In contrast, Lorenzo is a marketing man. He acquired his marketing skills at Kellogg Graduate School of Management – one of the top marketing schools in the US – and honed them during several years with Citigroup. “Citi was a transforming experience,” he says. “I was a very timid Filipino and the Americans kept telling me that I had to be more assertive.”

He not only has a salesman’s ability to encourage staff to grow the client base, he also has a background as a certified public accountant to help cut costs relentlessly. Philippine banks greatly need to improve cost efficiencies, he says, with the best bank’s cost-to-income ratio still over 45%.

He points to Indian and Pakistani banks as a model, where they have cost-to-income ratios of 25% to 35%, largely because they use open platform technologies that are “scalable and nimble.”

Lorenzo has shown how to prune costs while building up a reputation for turning around ailing or lacklustre operations. Before joining RCBC in February 2007, he restructured two banks – United Coconut Planters Bank (UCPB) and Philippine National Bank (PNB) – and revitalised a major insurer, Sun Life of Canada.

Loss reduction

At the formerly state-owned PNB, he hired 200 professionals to stem losses of P250m a month. He steered the bank into the black after five successive years of red ink, readying PNB for privatisation two years ahead of a five-year schedule.

At RCBC, in just one year, Lorenzo slashed funding costs by P900m, which contributed to a stunning 56% rise in unaudited net income to P32.1bn in 2007.

Crisis experience

Lorenzo says that his background of real estate financing with Citi also helped to aggressively reduce RCBC’s non-performing loans and assets ratios to 5.6% and 14.3% last year, from 7.6% and 22% in 2006, respectively.

He adds that his experience of working during the US savings and loans crisis taught him how to make money through “reinventing” foreclosed properties and selling them.

Lorenzo has also caused a stir by using insurance-style techniques to market products. “At Sun Life, we converted housewives into cross-selling machines and my mission is to do the same in banking,” he says. He unabashedly uses gimmicks such as handing out balloons inscribed with “Let’s go for Php3B” to staffers in order to boost sales – and silencing critics by achieving his target.

Alfred Dy, head of research at CSLA Philippines, says that in the new battlefield of consumer banking, Nestor has been at the forefront of “revolutionising the banking industry.”

To capture the retail market, BDO has 68 of about 700 branches in Mr Sy’s 30 shopping malls around the country, which draw in up to two million people daily. Moreover, BDO keeps its doors open for longer hours than other banks on weekdays – and opens at weekends.

With such aggressive tactics, BDO was able to increase its consumer business by 35% in 2007 and expects further strong growth this year.

Big expansion

Not to be outdone, Lorenzo says that RCBC plans to expand to 400 branches and plans to put branches and ATMs in competing retail outlets such as appliance centres. Ever the global thinker, he says that he is inspired by ICICI Bank in India, which grew from 400,000 customers in 1996 to 27 million currently, after focusing on consumers.
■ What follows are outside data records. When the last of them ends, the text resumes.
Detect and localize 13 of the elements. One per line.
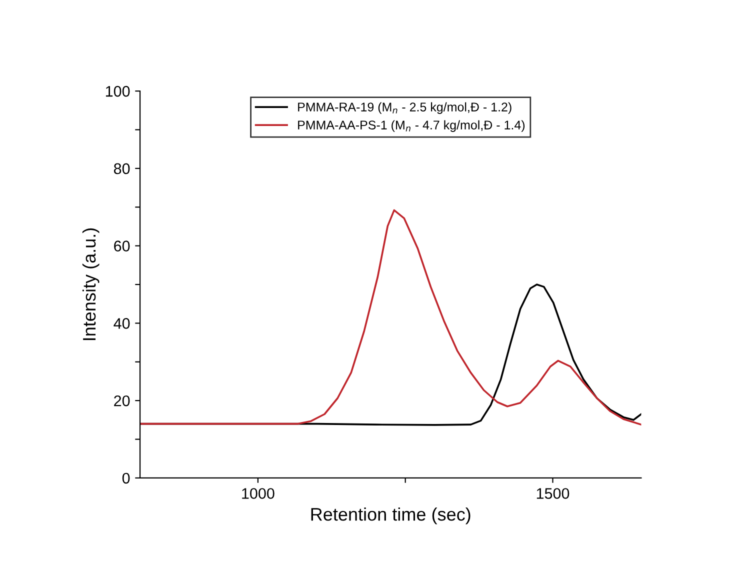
x-tick-label: 1000	[242, 488, 274, 499]
y-tick-label: 0	[122, 472, 130, 484]
y-tick-label: 40	[114, 318, 130, 329]
y-axis-title: Intensity (a.u.)	[82, 228, 100, 340]
y-tick-label: 60	[114, 240, 130, 252]
x-axis-title: Retention time (sec)	[311, 507, 470, 524]
y-tick-label: 20	[114, 395, 130, 406]
x-tick-label: 1500	[536, 488, 570, 499]
line-series	[140, 209, 642, 426]
legend-label: PMMA-RA-19 (M$_{n}$ - 2.5 kg/mol,Đ - 1.2)	[298, 102, 512, 114]
legend-label: PMMA-AA-PS-1 (M$_{n}$ - 4.7 kg/mol,Đ - 1.4)	[298, 120, 525, 132]
y-tick-label: 100	[106, 86, 130, 97]
y-tick-label: 80	[114, 163, 130, 174]
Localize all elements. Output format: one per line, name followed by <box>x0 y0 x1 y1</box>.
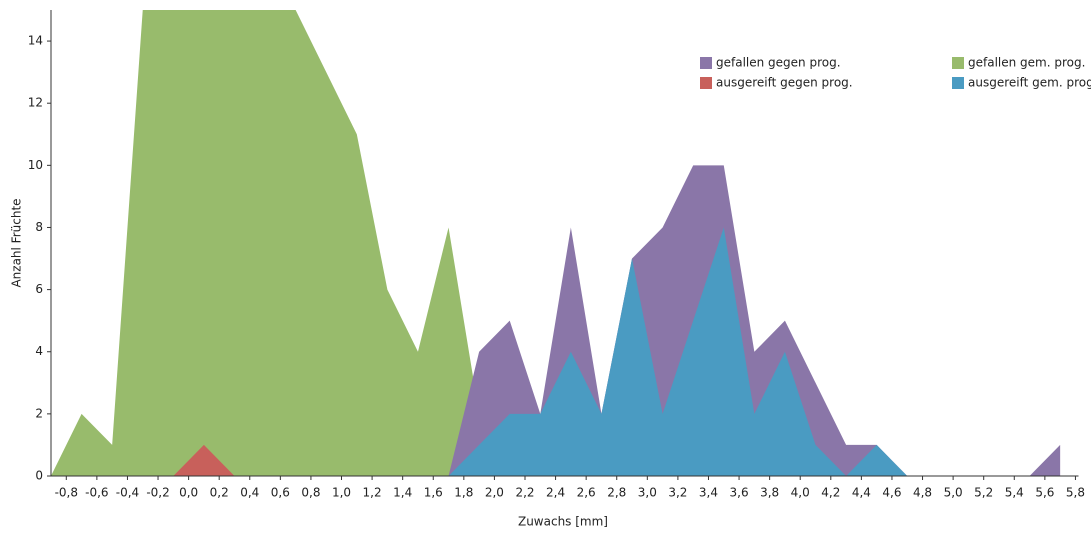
y-tick-label: 12 <box>28 96 43 110</box>
y-tick-label: 8 <box>35 220 43 234</box>
x-tick-label: -0,2 <box>146 486 169 500</box>
area <box>51 227 1061 476</box>
legend-label: ausgereift gegen prog. <box>716 76 853 90</box>
x-tick-label: 1,2 <box>363 486 382 500</box>
y-axis-title: Anzahl Früchte <box>10 198 24 287</box>
x-tick-label: 0,8 <box>301 486 320 500</box>
x-tick-label: 5,2 <box>974 486 993 500</box>
x-tick-label: 4,0 <box>791 486 810 500</box>
x-tick-label: 2,2 <box>515 486 534 500</box>
x-tick-label: 1,6 <box>424 486 443 500</box>
x-tick-label: -0,8 <box>55 486 78 500</box>
x-tick-label: -0,4 <box>116 486 139 500</box>
x-tick-label: 2,4 <box>546 486 565 500</box>
x-tick-label: 1,8 <box>454 486 473 500</box>
y-tick-label: 14 <box>28 34 43 48</box>
x-tick-label: 1,4 <box>393 486 412 500</box>
x-tick-label: 4,4 <box>852 486 871 500</box>
x-tick-label: 0,4 <box>240 486 259 500</box>
area <box>51 165 1061 477</box>
x-tick-label: 5,8 <box>1066 486 1085 500</box>
legend-swatch <box>700 57 712 69</box>
x-tick-label: 0,2 <box>210 486 229 500</box>
x-tick-label: 2,6 <box>577 486 596 500</box>
y-tick-label: 10 <box>28 158 43 172</box>
legend-label: gefallen gem. prog. <box>968 56 1085 70</box>
x-tick-label: 3,8 <box>760 486 779 500</box>
x-tick-label: 3,0 <box>638 486 657 500</box>
legend-swatch <box>700 77 712 89</box>
legend-label: gefallen gegen prog. <box>716 56 841 70</box>
x-tick-label: 3,4 <box>699 486 718 500</box>
legend-label: ausgereift gem. prog. <box>968 76 1091 90</box>
x-tick-label: 5,6 <box>1035 486 1054 500</box>
y-tick-label: 4 <box>35 344 43 358</box>
x-tick-label: 2,8 <box>607 486 626 500</box>
x-tick-label: -0,6 <box>85 486 108 500</box>
y-tick-label: 2 <box>35 406 43 420</box>
legend-swatch <box>952 57 964 69</box>
x-tick-label: 5,0 <box>944 486 963 500</box>
legend-swatch <box>952 77 964 89</box>
x-tick-label: 4,6 <box>882 486 901 500</box>
x-tick-label: 5,4 <box>1005 486 1024 500</box>
y-tick-label: 0 <box>35 469 43 483</box>
x-tick-label: 0,6 <box>271 486 290 500</box>
x-tick-label: 4,8 <box>913 486 932 500</box>
x-tick-label: 3,6 <box>730 486 749 500</box>
x-tick-label: 4,2 <box>821 486 840 500</box>
x-tick-label: 0,0 <box>179 486 198 500</box>
x-tick-label: 3,2 <box>668 486 687 500</box>
x-tick-label: 2,0 <box>485 486 504 500</box>
x-axis-title: Zuwachs [mm] <box>518 515 608 529</box>
y-tick-label: 6 <box>35 282 43 296</box>
area <box>51 10 1061 476</box>
x-tick-label: 1,0 <box>332 486 351 500</box>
By using mobile phone and internet technology in targeting the Philippines’ 10 million overseas Filipino workers and its 37 million-strong professional/middle-management market, he aims to grow RCBC’s customer base from one million to at least five million within the next decade.

One banking analyst says: “Lorenzo has vision and he hires leaders in their specialist field to implement that vision.”
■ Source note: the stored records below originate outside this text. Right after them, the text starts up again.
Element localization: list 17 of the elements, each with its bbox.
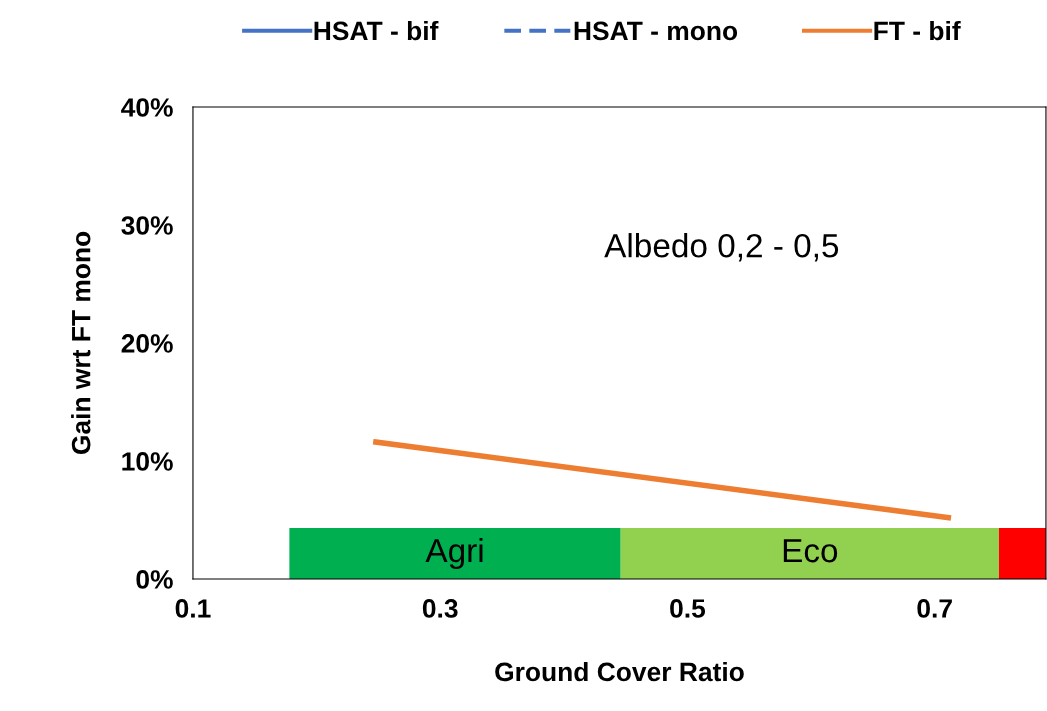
y-tick-label: 10% <box>122 452 173 471</box>
legend-label: HSAT - mono <box>574 21 738 41</box>
x-tick-label: 0.7 <box>917 599 952 618</box>
y-tick-label: 20% <box>121 334 173 353</box>
x-tick-label: 0.1 <box>175 599 211 618</box>
y-tick-label: 40% <box>121 98 173 117</box>
y-axis-title: Gain wrt FT mono <box>71 231 91 455</box>
legend-label: FT - bif <box>874 20 961 41</box>
legend-label: HSAT - bif <box>314 20 439 41</box>
band-label: Eco <box>783 539 838 563</box>
x-tick-label: 0.3 <box>422 599 458 618</box>
y-tick-label: 30% <box>121 216 173 235</box>
x-tick-label: 0.5 <box>670 599 706 618</box>
y-tick-label: 0% <box>136 570 173 589</box>
band-label: Agri <box>425 537 483 570</box>
x-axis-title: Ground Cover Ratio <box>495 661 744 682</box>
annotation: Albedo 0,2 - 0,5 <box>604 233 839 262</box>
Nestor, on the other hand, is more of a hands-on manager, although he repudiates any suggestion that he is a micro-manager. Nestor says: “I am aware of all the issues and the major decisions to be made, who’s making them, and how they are made. But we couldn’t have grown this business so fast as we have done if I were micro-managing.”
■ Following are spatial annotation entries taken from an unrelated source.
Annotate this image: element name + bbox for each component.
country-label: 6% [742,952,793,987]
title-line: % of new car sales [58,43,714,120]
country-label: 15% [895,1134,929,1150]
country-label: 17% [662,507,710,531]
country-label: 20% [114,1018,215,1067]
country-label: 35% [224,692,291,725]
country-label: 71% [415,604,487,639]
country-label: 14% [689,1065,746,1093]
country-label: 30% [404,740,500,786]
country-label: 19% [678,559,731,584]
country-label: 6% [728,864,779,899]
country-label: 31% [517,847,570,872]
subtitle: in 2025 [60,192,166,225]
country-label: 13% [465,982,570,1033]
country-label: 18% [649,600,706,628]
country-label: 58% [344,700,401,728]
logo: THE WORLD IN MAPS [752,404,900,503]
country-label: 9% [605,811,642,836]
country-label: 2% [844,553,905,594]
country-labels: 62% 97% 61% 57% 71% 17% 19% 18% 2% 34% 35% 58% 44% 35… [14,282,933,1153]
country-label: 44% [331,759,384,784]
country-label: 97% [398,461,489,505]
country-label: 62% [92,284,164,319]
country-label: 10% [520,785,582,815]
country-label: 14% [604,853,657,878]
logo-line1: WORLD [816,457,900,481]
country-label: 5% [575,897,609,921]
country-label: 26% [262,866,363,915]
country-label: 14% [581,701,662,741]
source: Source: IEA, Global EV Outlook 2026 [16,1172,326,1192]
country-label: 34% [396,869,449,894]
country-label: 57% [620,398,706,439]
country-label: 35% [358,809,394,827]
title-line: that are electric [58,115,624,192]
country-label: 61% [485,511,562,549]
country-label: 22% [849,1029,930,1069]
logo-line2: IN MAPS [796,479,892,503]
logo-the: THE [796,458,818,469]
Although their management styles might differ, the results that they are achieving with their western-influenced approach is making others take notice. Traditionally, the Chinese Filipinos who dominate Philippine business like to keep things in the family. However, Deutsche Regis’ Mr Garchitorena says: “The success of people such as Nestor and Lorenzo is encouraging more of them to hire professional managers.”